De volgende herijking van de Defensiebegroting komt volgend voorjaar en waarschijnlijk wordt dan duidelijk welke grote dossiers van Defensie het huidige kabinet naar een volgend kabinet doorschuift. De groei naar de 2% NAVO-norm komt in ieder geval op het bordje van een volgens kabinet, zo zei staatsecretaris Visser in het NIDV-magazine: ’Groeien naar de 2-procent-NAVO-norm in 2024 en verder is aan een volgend kabinet’.
Kabinetsoverstijgend
Tegelijk zegt Visser in datzelfde interview: ‘Wil je de mammoettanker die Defensie is kunnen bijsturen dan heb je tijd nodig. Vastgoed en grote materieelprojecten zijn kabinetsoverstijgend.’ En die zin zou de deur kunnen openen naar echte kabinetsoverstijgende meerjarenplannen. In het verleden werden die plannen standaard gemaakt door Defensie, en ook de vorige CDS schijnt opdracht te hebben gegeven voor het maken van meerjarenplannen, die de politiek kan gebruiken om onze Krijgsmacht stabiel te financieren, dat wil zeggen onafhankelijk van opeenvolgende kabinetten. Maar die plannen zijn al lang geen gemeengoed meer.
Het zou goed zijn als Visser en Bijleveld dingen als groei naar de 2% NAVO-norm, maar ook materieelprojecten níet niet doorschuiven naar volgende kabinetten, maar nu het economisch nog goed gaat juist doorpakken.
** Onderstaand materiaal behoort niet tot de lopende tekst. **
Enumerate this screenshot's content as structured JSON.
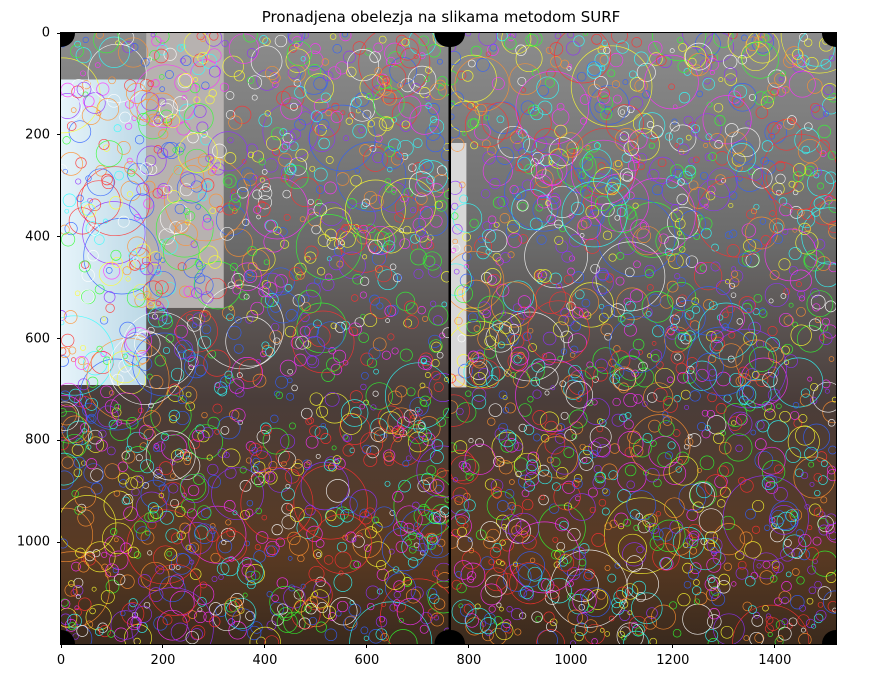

Onder de vorige minister Hennis is de kentering geweest en werd het bezuinigen gestopt. Onder Bijleveld en Visser is er zelfs de eerste jaren sprake van lichte groei, hoewel bij de huidige begrotingsplannen van Defensie en ramingen van economische groei de 2% NAVO-norm verder uit het zicht raakt. Zeker als je de begroting beziet door de echte regels van die norm.
Corporate Governance
Daarmee kom je op het terrein van goed bestuur, op het terrein van Corporate Governance. En dat is misschien geen sexy onderwerp, maar wel een onderwerp wat Defensie veel geld kan opleveren. Want ‘corporate governance gaat over bestuur en beheer, over verantwoordelijkheid en toezicht. Integriteit en transparantie spelen hierbij een grote rol’ (Commissie Corporate Governance, 1996 in Strikwerda, 2004 – bron Management Impact). En als je die definitie over Defensie heen legt, is er nog veel werk aan de winkel. (De komende tijd komen op het Defensie Platform meer artikelen die de corporate governance van Defensie beschouwen).
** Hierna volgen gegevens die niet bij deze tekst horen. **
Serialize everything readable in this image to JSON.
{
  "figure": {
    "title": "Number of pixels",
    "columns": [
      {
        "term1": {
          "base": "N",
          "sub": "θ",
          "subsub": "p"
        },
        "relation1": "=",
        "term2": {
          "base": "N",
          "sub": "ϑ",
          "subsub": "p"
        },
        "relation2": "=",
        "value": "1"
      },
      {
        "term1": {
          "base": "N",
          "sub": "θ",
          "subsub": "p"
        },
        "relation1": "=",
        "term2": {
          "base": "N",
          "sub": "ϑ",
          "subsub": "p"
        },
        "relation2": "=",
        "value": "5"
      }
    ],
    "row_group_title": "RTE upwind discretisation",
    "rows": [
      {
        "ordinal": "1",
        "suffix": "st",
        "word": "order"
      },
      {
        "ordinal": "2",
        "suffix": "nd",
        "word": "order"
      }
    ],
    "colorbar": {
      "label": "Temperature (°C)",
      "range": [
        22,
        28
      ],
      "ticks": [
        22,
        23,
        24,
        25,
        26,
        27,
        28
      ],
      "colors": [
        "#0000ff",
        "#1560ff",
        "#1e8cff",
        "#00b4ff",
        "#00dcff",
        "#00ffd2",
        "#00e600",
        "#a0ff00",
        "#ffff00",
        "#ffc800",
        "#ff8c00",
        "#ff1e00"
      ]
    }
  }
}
Als het bijvoorbeeld gaat over bestuur en beheer, dan moet de bestuurder bijvoorbeeld zorgen dat er genoeg geld is om alle taken uit te voeren. Die taken van de Krijgsmacht staan in de grondwet gedefinieerd: Bescherming van het grondgebied en de belangen van ons Koninkrijk, en bijdragen aan versterking van de internationale rechtsorde. En dat is geen kwestie van het een of het ander, dus moet Defensie dat allebei kunnen, tegelijk het liefst. Dat betekent dat financiering daarvoor afdoende moet zijn.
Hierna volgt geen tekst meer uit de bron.